Une contestation n'empêche pas d'agir, mais elle oriente souvent vers l'assignation plutôt que l'injonction de payer. Le client qui conteste doit démontrer une erreur, une prestation incomplète, un prix non validé ou un manquement contractuel.
De son côté, le créancier renforce sa position en conservant le devis ou le contrat signé, les conditions générales de vente, les preuves d'exécution (photos, rapports, courriels) et l'ensemble des échanges. Plus le dossier est documenté, plus le recouvrement est rapide.
Pendant combien de temps peut-on agir ?
En bref
Cinq ans entre professionnels, deux ans lorsque le débiteur est un consommateur. Passé ce délai, la créance n'est plus recouvrable, même légitime.
Le délai de prescription dépend de la qualité du débiteur.
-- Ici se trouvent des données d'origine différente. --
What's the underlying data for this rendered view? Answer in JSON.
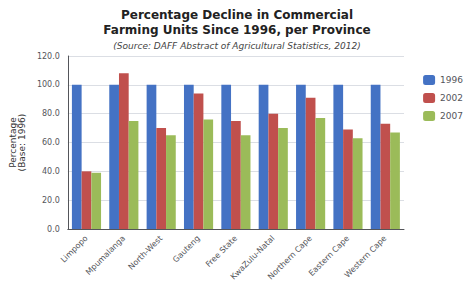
{
  "chart_data": {
    "type": "bar",
    "title": "Percentage Decline in Commercial\nFarming Units Since 1996, per Province",
    "subtitle": "(Source: DAFF Abstract of Agricultural Statistics, 2012)",
    "ylabel": "Percentage\n(Base: 1996)",
    "categories": [
      "Limpopo",
      "Mpumalanga",
      "North-West",
      "Gauteng",
      "Free State",
      "KwaZulu-Natal",
      "Northern Cape",
      "Eastern Cape",
      "Western Cape"
    ],
    "series": [
      {
        "name": "1996",
        "color": "#4472C4",
        "values": [
          100,
          100,
          100,
          100,
          100,
          100,
          100,
          100,
          100
        ]
      },
      {
        "name": "2002",
        "color": "#C0504D",
        "values": [
          40,
          108,
          70,
          94,
          75,
          80,
          91,
          69,
          73
        ]
      },
      {
        "name": "2007",
        "color": "#9BBB59",
        "values": [
          39,
          75,
          65,
          76,
          65,
          70,
          77,
          63,
          67
        ]
      }
    ],
    "ylim": [
      0,
      120
    ],
    "yticks": [
      {
        "value": 0,
        "label": "0.0"
      },
      {
        "value": 20,
        "label": "20.0"
      },
      {
        "value": 40,
        "label": "40.0"
      },
      {
        "value": 60,
        "label": "60.0"
      },
      {
        "value": 80,
        "label": "80.0"
      },
      {
        "value": 100,
        "label": "100.0"
      },
      {
        "value": 120,
        "label": "120.0"
      }
    ],
    "grid": true,
    "legend": "right"
  }
}
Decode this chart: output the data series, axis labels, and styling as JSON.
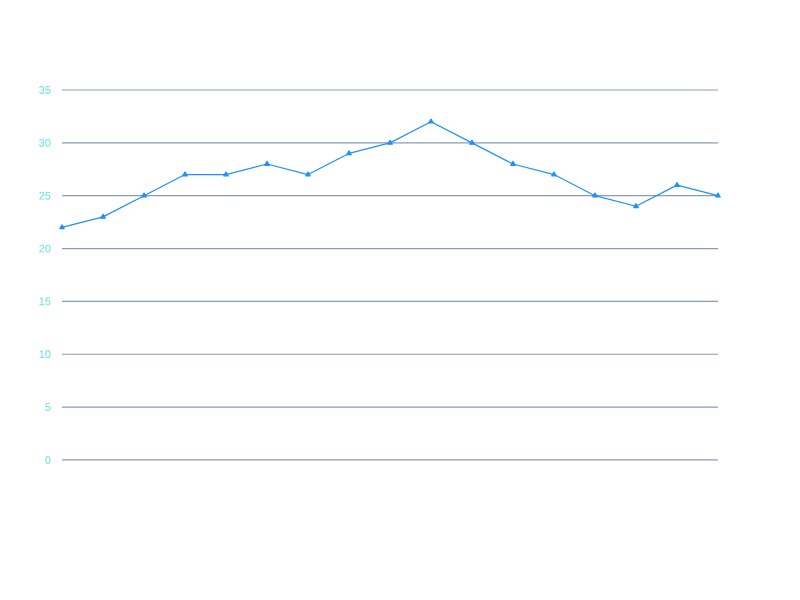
{
  "chart_data": {
    "type": "line",
    "categories": [
      null,
      null,
      null,
      null,
      null,
      null,
      null,
      null,
      null,
      null,
      null,
      null,
      null,
      null,
      null,
      null,
      null
    ],
    "series": [
      {
        "color": "#1e90ff",
        "values": [
          22,
          23,
          25,
          27,
          27,
          28,
          27,
          29,
          30,
          32,
          30,
          28,
          27,
          25,
          24,
          26,
          25
        ]
      }
    ],
    "ylim": [
      0,
      35
    ],
    "yticks": [
      0,
      5,
      10,
      15,
      20,
      25,
      30,
      35
    ],
    "grid": "y",
    "marker": "triangle",
    "line_style": "solid",
    "tick_labels": "y"
  }
}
Les obligations nées entre commerçants, ou entre un commerçant et un non-commerçant, se prescrivent par cinq ans (article L110-4 du Code de commerce). Lorsque le créancier est un professionnel et le débiteur un consommateur, l'action se prescrit par deux ans (article L218-2 du Code de la consommation).
Passé ce délai, la créance devient juridiquement irrécouvrable, même si elle est parfaitement justifiée. D'où l'intérêt d'agir sans laisser le temps s'écouler et de saisir la justice avant l'expiration du délai, seul acte qui l'interrompt.